20th Jan 2023, 1:02 PM
PanicS
PanicS - avatar
+ 2
Thank you!! Now the first result in loops with x++ actually also make more sense!
20th Jan 2023, 2:02 PM
SAH
SAH - avatar
+ 2
In loop x++ and ++x will be same, because how loop work. for(let x = 1; i <= 10; x++) { } We first declare variable Then compare to check do we need to run loop Then run loop Then we do whatever is at third place here is x++, but it can be x = x + 10 Than again we check condition..... So even if we place ++x this will run at end and have same effect Here is more about this operator: https://developer.mozilla.org/en-US/docs/Web/JavaScript/Reference/Operators/Increment Here is example with for loop: We can use both i++ and ++i for loop will always run this code at end and because it is end of statement it will always increment or decrement if we use (i--) Most people use i++ not ++i, you can also use i = i + 1, note that we need here equal sign https://code.sololearn.com/WWiXmW8yKnse/?ref=app
20th Jan 2023, 2:42 PM
PanicS
PanicS - avatar
+ 2
Know this by heart If the incremental operator comes after a variable, the operation affects only the variable and otherwise.

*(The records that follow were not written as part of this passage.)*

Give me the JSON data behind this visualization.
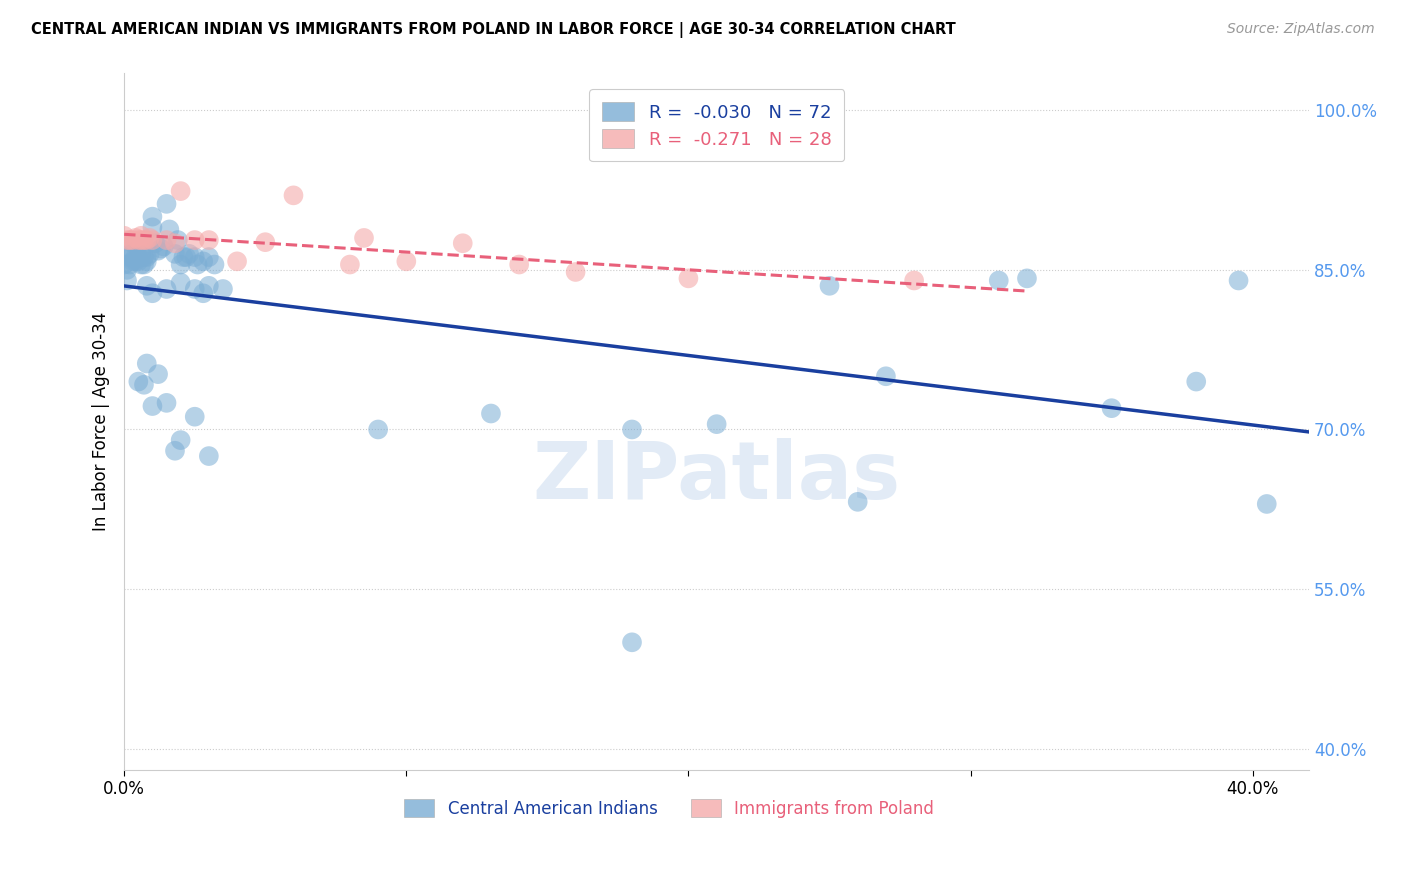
{
  "title": "CENTRAL AMERICAN INDIAN VS IMMIGRANTS FROM POLAND IN LABOR FORCE | AGE 30-34 CORRELATION CHART",
  "source": "Source: ZipAtlas.com",
  "ylabel": "In Labor Force | Age 30-34",
  "xlim": [
    0.0,
    0.42
  ],
  "ylim": [
    0.38,
    1.035
  ],
  "yticks": [
    0.4,
    0.55,
    0.7,
    0.85,
    1.0
  ],
  "ytick_labels": [
    "40.0%",
    "55.0%",
    "70.0%",
    "85.0%",
    "100.0%"
  ],
  "xticks": [
    0.0,
    0.1,
    0.2,
    0.3,
    0.4
  ],
  "xtick_labels": [
    "0.0%",
    "",
    "",
    "",
    "40.0%"
  ],
  "r_blue": -0.03,
  "n_blue": 72,
  "r_pink": -0.271,
  "n_pink": 28,
  "blue_color": "#7BADD4",
  "pink_color": "#F4AAAA",
  "line_blue": "#1A3F9F",
  "line_pink": "#E8607A",
  "watermark": "ZIPatlas",
  "blue_x": [
    0.0,
    0.0,
    0.001,
    0.001,
    0.002,
    0.002,
    0.003,
    0.003,
    0.003,
    0.004,
    0.004,
    0.005,
    0.005,
    0.005,
    0.006,
    0.006,
    0.007,
    0.007,
    0.008,
    0.008,
    0.009,
    0.01,
    0.01,
    0.011,
    0.012,
    0.013,
    0.014,
    0.015,
    0.016,
    0.018,
    0.019,
    0.02,
    0.021,
    0.022,
    0.023,
    0.025,
    0.026,
    0.028,
    0.03,
    0.032,
    0.005,
    0.007,
    0.008,
    0.01,
    0.012,
    0.015,
    0.018,
    0.02,
    0.025,
    0.03,
    0.008,
    0.01,
    0.015,
    0.02,
    0.025,
    0.028,
    0.03,
    0.035,
    0.09,
    0.13,
    0.18,
    0.21,
    0.25,
    0.26,
    0.31,
    0.32,
    0.27,
    0.35,
    0.38,
    0.395,
    0.405,
    0.18
  ],
  "blue_y": [
    0.87,
    0.855,
    0.85,
    0.84,
    0.855,
    0.862,
    0.858,
    0.865,
    0.875,
    0.858,
    0.862,
    0.862,
    0.874,
    0.858,
    0.855,
    0.865,
    0.855,
    0.862,
    0.862,
    0.858,
    0.865,
    0.89,
    0.9,
    0.875,
    0.868,
    0.87,
    0.872,
    0.912,
    0.888,
    0.865,
    0.878,
    0.855,
    0.862,
    0.862,
    0.865,
    0.862,
    0.855,
    0.858,
    0.862,
    0.855,
    0.745,
    0.742,
    0.762,
    0.722,
    0.752,
    0.725,
    0.68,
    0.69,
    0.712,
    0.675,
    0.835,
    0.828,
    0.832,
    0.838,
    0.832,
    0.828,
    0.835,
    0.832,
    0.7,
    0.715,
    0.7,
    0.705,
    0.835,
    0.632,
    0.84,
    0.842,
    0.75,
    0.72,
    0.745,
    0.84,
    0.63,
    0.5
  ],
  "pink_x": [
    0.0,
    0.001,
    0.002,
    0.003,
    0.004,
    0.005,
    0.006,
    0.006,
    0.007,
    0.008,
    0.009,
    0.01,
    0.015,
    0.018,
    0.02,
    0.025,
    0.03,
    0.04,
    0.05,
    0.06,
    0.08,
    0.085,
    0.1,
    0.12,
    0.14,
    0.16,
    0.2,
    0.28
  ],
  "pink_y": [
    0.882,
    0.878,
    0.878,
    0.878,
    0.88,
    0.878,
    0.878,
    0.882,
    0.878,
    0.878,
    0.88,
    0.878,
    0.878,
    0.875,
    0.924,
    0.878,
    0.878,
    0.858,
    0.876,
    0.92,
    0.855,
    0.88,
    0.858,
    0.875,
    0.855,
    0.848,
    0.842,
    0.84
  ]
}
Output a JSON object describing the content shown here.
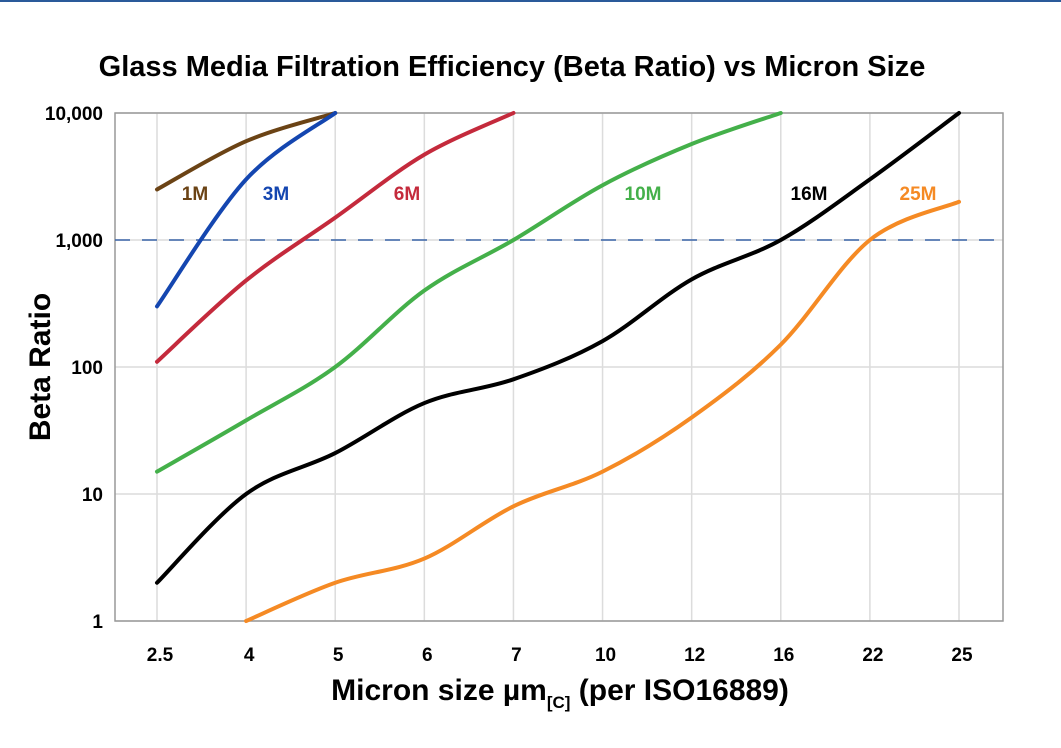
{
  "chart_data": {
    "type": "line",
    "title": "Glass Media Filtration Efficiency (Beta Ratio) vs Micron Size",
    "xlabel": "Micron size µm",
    "xlabel_sub": "[C]",
    "xlabel_suffix": " (per ISO16889)",
    "ylabel": "Beta Ratio",
    "y_scale": "log",
    "ylim": [
      1,
      10000
    ],
    "y_ticks": [
      "1",
      "10",
      "100",
      "1,000",
      "10,000"
    ],
    "categories": [
      "2.5",
      "4",
      "5",
      "6",
      "7",
      "10",
      "12",
      "16",
      "22",
      "25"
    ],
    "grid": true,
    "reference_line": {
      "value": 1000,
      "style": "dashed",
      "color": "#3a64a8"
    },
    "series": [
      {
        "name": "1M",
        "color": "#6b4315",
        "values": [
          2500,
          6000,
          10000,
          null,
          null,
          null,
          null,
          null,
          null,
          null
        ]
      },
      {
        "name": "3M",
        "color": "#1446b0",
        "values": [
          300,
          3000,
          10000,
          null,
          null,
          null,
          null,
          null,
          null,
          null
        ]
      },
      {
        "name": "6M",
        "color": "#c42a3c",
        "values": [
          110,
          480,
          1500,
          4700,
          10000,
          null,
          null,
          null,
          null,
          null
        ]
      },
      {
        "name": "10M",
        "color": "#44b04a",
        "values": [
          15,
          38,
          100,
          400,
          1000,
          2700,
          5700,
          10000,
          null,
          null
        ]
      },
      {
        "name": "16M",
        "color": "#000000",
        "values": [
          2,
          10,
          21,
          52,
          80,
          160,
          490,
          1000,
          3000,
          10000
        ]
      },
      {
        "name": "25M",
        "color": "#f58a24",
        "values": [
          null,
          1,
          2,
          3.1,
          8,
          15,
          40,
          150,
          1000,
          2000
        ]
      }
    ]
  }
}
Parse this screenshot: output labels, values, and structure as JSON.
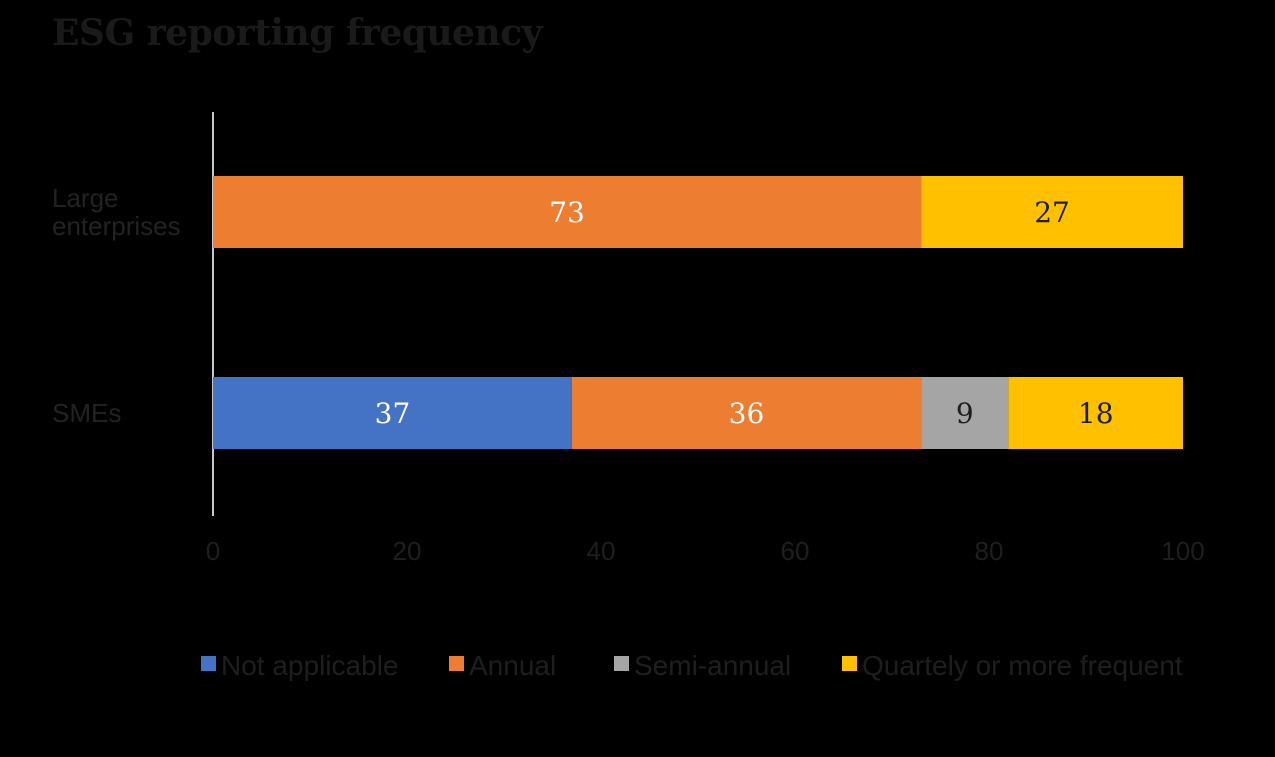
{
  "chart_data": {
    "type": "bar",
    "orientation": "horizontal",
    "stacked": true,
    "title": "ESG reporting frequency",
    "categories": [
      {
        "lines": [
          "Large",
          "enterprises"
        ]
      },
      {
        "lines": [
          "SMEs"
        ]
      }
    ],
    "series": [
      {
        "name": "Not applicable",
        "color": "#4472C4",
        "values": [
          0,
          37
        ]
      },
      {
        "name": "Annual",
        "color": "#ED7D31",
        "values": [
          73,
          36
        ]
      },
      {
        "name": "Semi-annual",
        "color": "#A5A5A5",
        "values": [
          0,
          9
        ]
      },
      {
        "name": "Quartely or more frequent",
        "color": "#FFC000",
        "values": [
          27,
          18
        ]
      }
    ],
    "xlim": [
      0,
      100
    ],
    "xticks": [
      0,
      20,
      40,
      60,
      80,
      100
    ],
    "grid": false,
    "legend": "bottom",
    "label_colors": {
      "dark_fill": "#FFFFFF",
      "light_fill": "#1e1e1e"
    }
  }
}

Let's say let x = 1; let y= x++; // console.log(x) = 2 // console.log(y) = 1 let a = 1; let b = ++a; //console.log(a) = 2 //console.log(b) = 2 I hope this helps. Cheers!
20th Jan 2023, 6:24 PM
Uchenna Chukwuba
Uchenna Chukwuba - avatar
+ 1
Oh wow, this is so helpful!! Thank you!!
20th Jan 2023, 3:11 PM
SAH
SAH - avatar